The European Commission, the EU's executive arm, was scheduled to submit the 19th package of sanctions on Wednesday. However, the US pressure, culminating in the recent G7 meeting, has prompted the EU to reconsider its strategy.
During the G7 meeting, the US pressured its allies to impose tariffs of up to 100% on countries purchasing Russian oil. This move aims to pressure Russia to enter negotiations to end the conflict in Ukraine. According to a source familiar with the matter, G7 officials are currently drafting a new set of sanctions and aim to finalize the text within the next two weeks.
Foreign media previously reported that the EU is considering sanctions on companies that facilitate Russian oil trade. Trump stated he was prepared to impose "significant" sanctions on Russian oil if European countries did so. India is the largest purchaser of Russian crude oil, a behavior the US administration sees as crucial for funding Russian President Vladimir Putin.
The US proposal also seeks to target Russian oil companies and the networks that enable Moscow to transport and profit from crude oil.
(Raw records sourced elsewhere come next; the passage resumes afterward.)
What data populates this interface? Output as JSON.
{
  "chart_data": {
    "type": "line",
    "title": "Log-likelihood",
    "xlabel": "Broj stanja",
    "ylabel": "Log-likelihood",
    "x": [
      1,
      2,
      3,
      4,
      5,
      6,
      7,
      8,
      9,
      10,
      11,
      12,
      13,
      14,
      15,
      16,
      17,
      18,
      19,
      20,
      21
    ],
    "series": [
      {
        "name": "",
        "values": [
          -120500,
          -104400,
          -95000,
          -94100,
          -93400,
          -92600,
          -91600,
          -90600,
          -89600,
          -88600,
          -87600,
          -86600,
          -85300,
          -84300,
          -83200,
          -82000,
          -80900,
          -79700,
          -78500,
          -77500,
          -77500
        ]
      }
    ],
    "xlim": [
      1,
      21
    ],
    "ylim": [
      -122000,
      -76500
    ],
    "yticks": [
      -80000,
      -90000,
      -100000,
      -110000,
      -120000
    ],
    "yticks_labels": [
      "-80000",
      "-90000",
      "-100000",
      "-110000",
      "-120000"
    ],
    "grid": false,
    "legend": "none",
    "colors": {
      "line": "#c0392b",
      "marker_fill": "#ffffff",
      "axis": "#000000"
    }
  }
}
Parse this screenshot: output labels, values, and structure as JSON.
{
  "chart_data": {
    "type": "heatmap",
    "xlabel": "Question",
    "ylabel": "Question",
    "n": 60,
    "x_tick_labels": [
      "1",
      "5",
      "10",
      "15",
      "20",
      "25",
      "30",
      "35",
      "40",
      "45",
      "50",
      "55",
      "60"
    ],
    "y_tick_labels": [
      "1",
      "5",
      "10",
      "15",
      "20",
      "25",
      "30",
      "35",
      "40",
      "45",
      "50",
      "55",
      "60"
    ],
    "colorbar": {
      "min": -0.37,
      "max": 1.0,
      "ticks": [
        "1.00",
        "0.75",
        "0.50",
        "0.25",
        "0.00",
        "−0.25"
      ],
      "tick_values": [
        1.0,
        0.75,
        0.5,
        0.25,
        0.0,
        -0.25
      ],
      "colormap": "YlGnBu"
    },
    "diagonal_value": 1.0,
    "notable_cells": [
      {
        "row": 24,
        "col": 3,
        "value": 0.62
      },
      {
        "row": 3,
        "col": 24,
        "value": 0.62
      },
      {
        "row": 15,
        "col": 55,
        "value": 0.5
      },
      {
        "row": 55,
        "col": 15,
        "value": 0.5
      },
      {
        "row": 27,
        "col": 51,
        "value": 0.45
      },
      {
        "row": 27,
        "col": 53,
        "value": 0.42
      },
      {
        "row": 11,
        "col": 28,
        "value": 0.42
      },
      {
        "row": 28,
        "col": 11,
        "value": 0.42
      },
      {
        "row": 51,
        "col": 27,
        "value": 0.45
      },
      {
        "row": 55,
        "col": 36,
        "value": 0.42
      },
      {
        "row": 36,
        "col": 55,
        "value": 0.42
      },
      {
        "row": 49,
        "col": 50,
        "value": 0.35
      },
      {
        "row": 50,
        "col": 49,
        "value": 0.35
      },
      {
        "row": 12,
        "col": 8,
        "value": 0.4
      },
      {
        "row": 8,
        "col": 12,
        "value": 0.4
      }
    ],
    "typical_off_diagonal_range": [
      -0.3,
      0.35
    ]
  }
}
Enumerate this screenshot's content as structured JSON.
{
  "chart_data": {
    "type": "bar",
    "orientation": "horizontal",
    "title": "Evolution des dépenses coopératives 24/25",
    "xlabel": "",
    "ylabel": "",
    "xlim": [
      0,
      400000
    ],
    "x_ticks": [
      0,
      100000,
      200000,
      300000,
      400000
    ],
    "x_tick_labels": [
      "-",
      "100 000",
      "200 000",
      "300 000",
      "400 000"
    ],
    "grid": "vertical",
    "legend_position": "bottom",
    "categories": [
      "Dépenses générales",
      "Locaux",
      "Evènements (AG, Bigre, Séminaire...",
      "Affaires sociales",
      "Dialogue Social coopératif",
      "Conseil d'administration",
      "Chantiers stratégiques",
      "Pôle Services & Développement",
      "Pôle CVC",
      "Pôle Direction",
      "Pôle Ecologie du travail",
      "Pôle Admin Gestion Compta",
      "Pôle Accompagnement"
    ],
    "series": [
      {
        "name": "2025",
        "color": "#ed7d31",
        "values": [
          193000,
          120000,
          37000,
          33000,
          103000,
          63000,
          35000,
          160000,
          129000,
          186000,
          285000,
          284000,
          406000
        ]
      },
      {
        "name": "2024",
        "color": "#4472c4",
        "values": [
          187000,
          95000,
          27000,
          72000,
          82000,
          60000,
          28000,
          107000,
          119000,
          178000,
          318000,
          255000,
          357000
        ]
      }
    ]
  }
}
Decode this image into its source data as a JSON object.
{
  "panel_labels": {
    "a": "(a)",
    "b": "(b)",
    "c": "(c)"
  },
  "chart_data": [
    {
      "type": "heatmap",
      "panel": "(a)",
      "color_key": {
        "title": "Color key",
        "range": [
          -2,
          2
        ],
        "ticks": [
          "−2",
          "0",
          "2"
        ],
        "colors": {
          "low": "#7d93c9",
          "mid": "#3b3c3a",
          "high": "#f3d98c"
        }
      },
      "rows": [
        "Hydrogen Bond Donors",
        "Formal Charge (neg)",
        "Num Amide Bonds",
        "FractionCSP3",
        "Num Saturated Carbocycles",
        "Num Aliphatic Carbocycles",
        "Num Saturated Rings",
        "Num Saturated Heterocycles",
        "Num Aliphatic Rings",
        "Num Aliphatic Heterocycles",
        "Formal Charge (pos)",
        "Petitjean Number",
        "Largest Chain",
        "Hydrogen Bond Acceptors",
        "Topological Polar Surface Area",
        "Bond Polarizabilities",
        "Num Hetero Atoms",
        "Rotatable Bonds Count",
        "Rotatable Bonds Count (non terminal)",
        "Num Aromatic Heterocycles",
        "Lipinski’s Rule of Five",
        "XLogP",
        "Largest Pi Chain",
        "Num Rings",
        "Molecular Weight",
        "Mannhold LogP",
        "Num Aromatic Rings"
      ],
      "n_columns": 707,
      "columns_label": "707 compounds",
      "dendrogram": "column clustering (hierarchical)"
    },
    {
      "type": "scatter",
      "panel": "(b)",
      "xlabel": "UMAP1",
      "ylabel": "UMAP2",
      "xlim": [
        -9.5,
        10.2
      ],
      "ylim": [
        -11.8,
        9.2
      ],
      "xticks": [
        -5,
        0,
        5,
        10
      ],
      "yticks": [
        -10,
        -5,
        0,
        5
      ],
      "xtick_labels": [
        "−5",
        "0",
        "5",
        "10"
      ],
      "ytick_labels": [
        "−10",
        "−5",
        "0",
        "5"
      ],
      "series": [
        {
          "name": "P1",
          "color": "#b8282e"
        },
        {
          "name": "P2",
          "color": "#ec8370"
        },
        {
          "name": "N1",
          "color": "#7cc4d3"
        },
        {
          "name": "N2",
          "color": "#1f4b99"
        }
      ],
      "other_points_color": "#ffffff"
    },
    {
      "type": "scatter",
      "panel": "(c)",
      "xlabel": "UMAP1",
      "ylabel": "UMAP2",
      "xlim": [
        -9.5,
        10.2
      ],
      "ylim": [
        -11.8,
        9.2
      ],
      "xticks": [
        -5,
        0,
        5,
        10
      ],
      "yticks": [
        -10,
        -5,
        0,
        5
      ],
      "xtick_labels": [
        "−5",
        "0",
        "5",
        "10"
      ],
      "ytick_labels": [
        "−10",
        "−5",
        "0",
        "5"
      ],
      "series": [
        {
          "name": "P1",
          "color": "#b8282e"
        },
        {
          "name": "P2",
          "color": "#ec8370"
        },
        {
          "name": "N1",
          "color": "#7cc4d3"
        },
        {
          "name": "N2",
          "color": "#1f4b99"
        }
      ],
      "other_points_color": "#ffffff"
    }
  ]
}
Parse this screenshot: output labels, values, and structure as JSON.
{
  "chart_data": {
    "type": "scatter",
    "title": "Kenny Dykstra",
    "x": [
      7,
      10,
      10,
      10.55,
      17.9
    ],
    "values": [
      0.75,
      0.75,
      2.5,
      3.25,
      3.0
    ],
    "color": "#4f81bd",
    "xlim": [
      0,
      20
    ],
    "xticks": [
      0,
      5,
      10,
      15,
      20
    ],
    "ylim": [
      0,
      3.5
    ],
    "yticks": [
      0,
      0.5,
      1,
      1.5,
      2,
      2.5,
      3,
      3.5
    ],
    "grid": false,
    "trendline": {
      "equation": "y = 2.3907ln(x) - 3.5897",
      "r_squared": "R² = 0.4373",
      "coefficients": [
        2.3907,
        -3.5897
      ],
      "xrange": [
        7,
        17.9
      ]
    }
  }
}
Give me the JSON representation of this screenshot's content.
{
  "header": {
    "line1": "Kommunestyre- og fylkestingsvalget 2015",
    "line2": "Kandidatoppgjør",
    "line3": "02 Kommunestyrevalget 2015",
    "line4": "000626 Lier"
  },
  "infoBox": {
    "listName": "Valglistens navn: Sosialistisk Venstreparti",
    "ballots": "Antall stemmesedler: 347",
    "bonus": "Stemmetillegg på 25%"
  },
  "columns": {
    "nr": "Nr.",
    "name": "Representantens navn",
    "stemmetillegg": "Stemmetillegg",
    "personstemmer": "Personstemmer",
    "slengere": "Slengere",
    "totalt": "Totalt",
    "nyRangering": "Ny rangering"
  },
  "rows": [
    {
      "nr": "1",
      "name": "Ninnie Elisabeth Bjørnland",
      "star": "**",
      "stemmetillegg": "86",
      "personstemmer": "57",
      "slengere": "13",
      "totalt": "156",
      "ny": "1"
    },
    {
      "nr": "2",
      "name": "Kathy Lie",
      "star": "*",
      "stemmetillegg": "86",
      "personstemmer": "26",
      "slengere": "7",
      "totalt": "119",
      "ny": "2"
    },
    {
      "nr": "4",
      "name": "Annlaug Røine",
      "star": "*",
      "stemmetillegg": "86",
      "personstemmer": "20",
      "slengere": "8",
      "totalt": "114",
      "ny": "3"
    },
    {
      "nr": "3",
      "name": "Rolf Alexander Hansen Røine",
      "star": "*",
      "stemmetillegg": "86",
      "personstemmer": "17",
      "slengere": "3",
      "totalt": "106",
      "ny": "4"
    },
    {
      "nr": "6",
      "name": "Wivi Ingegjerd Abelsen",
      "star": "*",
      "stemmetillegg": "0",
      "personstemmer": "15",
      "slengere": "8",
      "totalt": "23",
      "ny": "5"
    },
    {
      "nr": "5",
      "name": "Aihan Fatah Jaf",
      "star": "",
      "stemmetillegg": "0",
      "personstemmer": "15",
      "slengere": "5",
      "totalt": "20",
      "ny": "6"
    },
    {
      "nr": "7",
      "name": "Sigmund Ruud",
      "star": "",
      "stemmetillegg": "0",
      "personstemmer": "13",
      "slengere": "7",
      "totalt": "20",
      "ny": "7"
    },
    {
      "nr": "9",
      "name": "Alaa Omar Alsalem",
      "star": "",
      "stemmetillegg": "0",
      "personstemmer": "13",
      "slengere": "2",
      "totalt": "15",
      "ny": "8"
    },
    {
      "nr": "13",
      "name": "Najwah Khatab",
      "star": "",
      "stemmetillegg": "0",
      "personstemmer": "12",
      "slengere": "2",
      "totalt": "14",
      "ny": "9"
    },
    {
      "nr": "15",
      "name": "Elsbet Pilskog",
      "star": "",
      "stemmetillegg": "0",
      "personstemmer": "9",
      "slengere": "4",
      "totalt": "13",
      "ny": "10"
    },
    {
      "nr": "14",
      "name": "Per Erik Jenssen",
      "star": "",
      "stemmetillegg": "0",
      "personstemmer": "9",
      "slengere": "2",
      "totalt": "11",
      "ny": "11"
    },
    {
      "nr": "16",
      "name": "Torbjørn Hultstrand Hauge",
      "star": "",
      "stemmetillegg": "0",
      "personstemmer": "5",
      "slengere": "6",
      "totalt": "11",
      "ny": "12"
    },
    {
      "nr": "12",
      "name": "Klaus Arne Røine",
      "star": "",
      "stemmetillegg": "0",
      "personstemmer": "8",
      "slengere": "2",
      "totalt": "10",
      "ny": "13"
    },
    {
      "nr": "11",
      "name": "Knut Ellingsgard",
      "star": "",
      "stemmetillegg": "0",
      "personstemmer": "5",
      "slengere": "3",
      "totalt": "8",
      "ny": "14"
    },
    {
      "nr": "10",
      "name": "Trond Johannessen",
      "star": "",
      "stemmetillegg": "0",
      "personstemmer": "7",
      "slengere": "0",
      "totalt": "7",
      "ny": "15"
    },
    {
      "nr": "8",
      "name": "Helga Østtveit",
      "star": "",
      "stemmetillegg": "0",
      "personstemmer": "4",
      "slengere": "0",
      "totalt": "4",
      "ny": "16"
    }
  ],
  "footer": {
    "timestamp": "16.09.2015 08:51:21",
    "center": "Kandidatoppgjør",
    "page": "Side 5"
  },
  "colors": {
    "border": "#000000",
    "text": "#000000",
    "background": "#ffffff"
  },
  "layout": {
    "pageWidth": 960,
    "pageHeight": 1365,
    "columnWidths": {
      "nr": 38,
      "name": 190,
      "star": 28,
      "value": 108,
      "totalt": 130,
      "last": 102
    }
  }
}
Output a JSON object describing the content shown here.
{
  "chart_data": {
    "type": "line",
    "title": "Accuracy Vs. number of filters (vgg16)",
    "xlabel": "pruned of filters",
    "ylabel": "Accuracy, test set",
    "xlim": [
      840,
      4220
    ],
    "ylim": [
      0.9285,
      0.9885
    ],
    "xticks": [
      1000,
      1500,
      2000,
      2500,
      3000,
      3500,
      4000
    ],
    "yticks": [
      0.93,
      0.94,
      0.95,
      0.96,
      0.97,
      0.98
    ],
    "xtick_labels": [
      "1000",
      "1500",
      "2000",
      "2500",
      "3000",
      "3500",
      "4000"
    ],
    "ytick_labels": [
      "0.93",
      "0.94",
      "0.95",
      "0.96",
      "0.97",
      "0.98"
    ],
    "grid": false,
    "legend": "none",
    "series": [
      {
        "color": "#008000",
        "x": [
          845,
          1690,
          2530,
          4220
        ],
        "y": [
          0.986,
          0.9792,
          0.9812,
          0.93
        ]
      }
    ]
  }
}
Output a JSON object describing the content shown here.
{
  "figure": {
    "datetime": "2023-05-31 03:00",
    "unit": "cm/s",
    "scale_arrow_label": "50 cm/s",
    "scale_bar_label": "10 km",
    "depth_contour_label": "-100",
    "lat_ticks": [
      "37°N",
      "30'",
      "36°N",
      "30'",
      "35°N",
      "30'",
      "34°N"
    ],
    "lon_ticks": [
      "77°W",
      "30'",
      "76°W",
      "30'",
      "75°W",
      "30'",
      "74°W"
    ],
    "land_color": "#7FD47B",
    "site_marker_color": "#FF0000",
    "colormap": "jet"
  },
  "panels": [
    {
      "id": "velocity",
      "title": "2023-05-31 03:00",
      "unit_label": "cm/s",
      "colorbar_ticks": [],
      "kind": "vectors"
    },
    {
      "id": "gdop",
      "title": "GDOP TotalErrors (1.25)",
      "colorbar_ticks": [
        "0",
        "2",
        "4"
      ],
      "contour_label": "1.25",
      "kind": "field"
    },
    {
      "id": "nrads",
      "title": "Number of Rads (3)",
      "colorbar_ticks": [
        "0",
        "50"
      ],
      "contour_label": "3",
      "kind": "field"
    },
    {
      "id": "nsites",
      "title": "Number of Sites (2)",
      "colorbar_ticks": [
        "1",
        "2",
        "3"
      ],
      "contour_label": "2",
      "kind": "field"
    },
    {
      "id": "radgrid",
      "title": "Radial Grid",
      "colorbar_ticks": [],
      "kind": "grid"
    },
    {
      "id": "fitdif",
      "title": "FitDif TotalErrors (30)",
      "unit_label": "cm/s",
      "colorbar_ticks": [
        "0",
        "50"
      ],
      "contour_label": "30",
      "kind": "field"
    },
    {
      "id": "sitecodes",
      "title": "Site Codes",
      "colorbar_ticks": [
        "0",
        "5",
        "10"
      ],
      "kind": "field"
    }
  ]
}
Although Trump has repeatedly ignored his set deadlines, and the Russian President has continued to show unwillingness to negotiate an end to the conflict, the former has so far not imposed direct sanctions on Russia. However, Trump has doubled tariffs on India to 50% due to their continued purchase of Russian oil.
The US proposal has "kicked the ball into Europe's court." However, imposing tariffs on countries that purchase Russian oil would be difficult for the EU, as many countries, including Germany, rely on these export markets. The EU has postponed phasing out Russian natural gas until after 2027 and has granted landlocked countries like Hungary and Slovakia temporary exemptions from Russian oil sanctions.
Despite this, after sanctions took effect in 2022, the share of Russian crude oil in EU crude oil imports fell from 27% before the conflict to around 3% last year. Earlier, media reported that the EU's 19th sanctions package against Russia is considering targeting about six Russian banks and energy companies, as well as Russian payment and credit card systems, cryptocurrency exchanges, and further restrictions on the country's oil trade.
The current situation presents a significant challenge to the EU. On one hand, it faces pressure from the US to take a tougher stance against Russia. On the other hand, many of its members are dependent on Russia for energy, making it difficult to completely cut ties. The delicate balance between geopolitical and economic interests will determine the course of future sanctions.